Siraya leaders and Democratic Progressive Party (DPP) lawmakers yesterday called on the government to remove all barriers and opposition to the group’s fight to restore their indigenous status.
After many decades of struggle for historic justice and recognition as a distinct ethnic group, it is time for government to approve their official status and grant them collective rights under the Indigenous Peoples Basic Act (原住民族基本法), Tainan Siraya Culture Association executive member Uma Talavan told a news conference at the legislature in Taipei.
Siraya communities in Tainan and Kaohsiung have the same Austronesian roots in language, culture and traditions as the current officially recognized 16 indigenous groups of Taiwan, but throughout centuries of colonialism, due to military and political control by foreign powers, Siraya and other Pingpu lowland groups suffered from marginalization and imposed assimilation, and have been driven close to extinction, Uma Talavan said.

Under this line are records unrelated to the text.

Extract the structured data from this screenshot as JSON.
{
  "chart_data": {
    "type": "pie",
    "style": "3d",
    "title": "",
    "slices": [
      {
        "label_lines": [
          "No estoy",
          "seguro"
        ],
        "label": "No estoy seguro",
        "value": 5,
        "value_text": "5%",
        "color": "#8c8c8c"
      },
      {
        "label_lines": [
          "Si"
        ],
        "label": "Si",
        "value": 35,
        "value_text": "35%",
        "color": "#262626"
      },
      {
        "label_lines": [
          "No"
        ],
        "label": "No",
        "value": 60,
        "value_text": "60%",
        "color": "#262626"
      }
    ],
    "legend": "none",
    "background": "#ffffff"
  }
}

Photo: George Tsorng, Taipei Times
The Constitutional Court in 2022 ruled that the government’s denial of Siraya and other Pingpu groups was unconstitutional, and they have the right to an ethnic group identity to preserve their language and culture, she said, adding that the court gave a three-year deadline to implement laws to facilitate their official recognition.
Uma Talavan and other Siraya activists said they are grateful for the support of DPP legislators Kuo Kuo-wen (郭國文), Lin Chun-hsien (林俊憲) and Lin I-chin (林宜瑾).
The lawmakers are pushing government officials to introduce amendments to the Indigenous Peoples Status Act (原住民身分法) and the Indigenous Peoples Basic Act.
They said that support from all DPP legislators is needed to oppose a bill introduced by Chinese Nationalist Party (KMT) Legislator Sra Kacaw, an indigenous Amis, and other KMT legislators.
The bill would deny Siraya real recognition by merely recognizing the Pingpu in name only, while excluding them from being treated as equal to the current 16 recognized indigenous groups, Uma Talavan said.
“We ask legislators to reject this KMT draft bill, because it enforces discrimination against Siraya and other Pingpu groups, it further marginalizes us to deprive us of our indigenous rights and identity, and would turn us into third-class indigenous citizens,” she said.
Kuo said the KMT bill would effectively invalidate the Siraya right to political representation, preservation of culture and language, rights to education programs, and deprive them of social welfare and medical services provided to other indigenous groups.